5. The method for identifying bridge structural modal parameters according to claim 1, characterized in that: In step S5, the improved clustering algorithm specifically includes: A1: The frequency domain dynamic feature data is initially divided using K-means to obtain K subsets. The optimization objective is to minimize the sum of squared distances between each data point and the cluster centroid. A2: For each frequency domain dynamic feature data subset initially divided by K-means, the DBSCAN algorithm is used. By setting the neighborhood radius based on the data distribution density and the minimum number of points based on the total amount of data, the core points of the corresponding vibration mode are identified, noise points are removed, and the target region is aggregated, thereby realizing the automatic extraction of the modal frequency domain feature interval region of interest in bridge structure vibration analysis.
6. The method for identifying bridge structural modal parameters according to claim 1, characterized in that: In step S6, the covariance-driven random subspace identification SSI-Cov algorithm constructs a block Hankel matrix of the response covariance matrix, extracts the orthogonal subspace through QR decomposition, performs singular value decomposition (SVD), obtains the natural frequency, damping ratio, and mode shape of the target object through eigenvalue decomposition, and selects stable modes by combining stability graph theory.
7. The method for identifying bridge structural modal parameters according to claim 1, characterized in that: In step S6, the FDD algorithm performs SVD decomposition on the power spectral density matrix of the structural response and uses the first singular vector corresponding to the peak frequency as the mode shape estimate.
8. The method for identifying bridge structural modal parameters according to claim 1, characterized in that: In step S3, the adaptive decoupling process is achieved through an adaptive mode selection mechanism based on variational mode decomposition. This adaptive mode selection mechanism automatically focuses on the vibration frequency components of the bridge structure.

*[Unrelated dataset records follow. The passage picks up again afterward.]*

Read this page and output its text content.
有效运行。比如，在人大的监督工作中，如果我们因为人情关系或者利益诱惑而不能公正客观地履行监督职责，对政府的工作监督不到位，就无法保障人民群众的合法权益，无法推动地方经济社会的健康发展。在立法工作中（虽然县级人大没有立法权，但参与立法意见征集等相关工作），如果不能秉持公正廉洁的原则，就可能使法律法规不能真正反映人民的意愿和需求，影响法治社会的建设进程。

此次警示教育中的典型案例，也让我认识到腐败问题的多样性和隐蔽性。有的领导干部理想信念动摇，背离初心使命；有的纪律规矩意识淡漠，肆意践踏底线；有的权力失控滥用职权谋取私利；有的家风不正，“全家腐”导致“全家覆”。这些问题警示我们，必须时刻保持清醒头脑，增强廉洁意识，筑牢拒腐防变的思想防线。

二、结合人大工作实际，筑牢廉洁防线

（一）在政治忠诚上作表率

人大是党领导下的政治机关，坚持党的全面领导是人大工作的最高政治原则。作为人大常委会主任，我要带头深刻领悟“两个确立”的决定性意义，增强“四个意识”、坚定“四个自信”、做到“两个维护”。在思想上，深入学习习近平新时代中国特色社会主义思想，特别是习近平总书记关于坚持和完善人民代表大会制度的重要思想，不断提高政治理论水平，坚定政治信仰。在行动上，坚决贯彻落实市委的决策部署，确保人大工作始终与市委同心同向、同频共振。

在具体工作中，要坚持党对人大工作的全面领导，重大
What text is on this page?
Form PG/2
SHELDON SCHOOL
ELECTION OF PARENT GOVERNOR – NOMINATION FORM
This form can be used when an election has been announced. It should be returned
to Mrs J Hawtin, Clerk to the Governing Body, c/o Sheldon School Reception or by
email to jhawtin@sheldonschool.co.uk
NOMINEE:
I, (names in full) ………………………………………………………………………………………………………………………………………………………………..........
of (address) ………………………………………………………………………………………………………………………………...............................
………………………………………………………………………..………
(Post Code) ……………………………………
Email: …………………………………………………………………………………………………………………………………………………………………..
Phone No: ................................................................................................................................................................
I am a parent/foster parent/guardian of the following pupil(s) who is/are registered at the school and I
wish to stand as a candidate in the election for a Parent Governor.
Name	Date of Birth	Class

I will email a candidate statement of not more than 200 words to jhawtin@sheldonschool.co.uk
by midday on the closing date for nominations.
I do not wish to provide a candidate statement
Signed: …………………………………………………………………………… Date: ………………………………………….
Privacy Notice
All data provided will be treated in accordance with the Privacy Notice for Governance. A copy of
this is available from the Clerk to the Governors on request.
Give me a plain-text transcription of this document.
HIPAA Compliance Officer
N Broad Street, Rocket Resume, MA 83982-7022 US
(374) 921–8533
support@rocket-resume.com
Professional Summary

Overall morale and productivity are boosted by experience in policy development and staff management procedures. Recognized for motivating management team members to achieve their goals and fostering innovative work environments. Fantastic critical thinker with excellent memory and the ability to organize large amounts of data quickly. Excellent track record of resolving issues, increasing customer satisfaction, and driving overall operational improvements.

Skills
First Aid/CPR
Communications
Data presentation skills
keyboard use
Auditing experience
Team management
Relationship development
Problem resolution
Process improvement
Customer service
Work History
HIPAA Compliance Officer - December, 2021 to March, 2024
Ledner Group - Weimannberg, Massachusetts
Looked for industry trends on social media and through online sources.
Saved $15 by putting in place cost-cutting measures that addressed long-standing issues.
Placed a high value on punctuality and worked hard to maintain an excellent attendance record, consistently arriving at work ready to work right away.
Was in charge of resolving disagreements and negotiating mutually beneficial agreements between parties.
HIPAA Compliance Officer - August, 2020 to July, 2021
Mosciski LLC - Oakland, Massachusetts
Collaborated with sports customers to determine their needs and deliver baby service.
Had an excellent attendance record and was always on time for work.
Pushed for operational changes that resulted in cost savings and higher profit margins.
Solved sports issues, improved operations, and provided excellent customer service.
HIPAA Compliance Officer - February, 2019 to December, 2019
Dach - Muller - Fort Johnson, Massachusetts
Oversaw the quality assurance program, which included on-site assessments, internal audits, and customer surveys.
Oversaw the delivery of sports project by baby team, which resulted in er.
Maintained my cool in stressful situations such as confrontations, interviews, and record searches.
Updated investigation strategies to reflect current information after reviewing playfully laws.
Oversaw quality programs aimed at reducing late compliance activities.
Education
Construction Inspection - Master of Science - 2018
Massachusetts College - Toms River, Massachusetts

9. A method for identifying bridge structural modal parameters according to claim 1, characterized in that: In step S5, the average phase difference of the target region is obtained by averaging the clustering results along the y-axis, and the displacement field information in the corresponding direction is calculated by combining the directional parameters of the Gabor filter.
10. A method for identifying bridge structural modal parameters according to claim 1, characterized in that: Modal parameters include natural frequency, mode shape, and damping ratio. The consistency between the identified modal parameters and theoretical values is evaluated using the Modal Assurance Criterion (MAC). The MAC value for laboratory model tests is not less than 0.89, and the MAC value for field tests is not less than 0.96.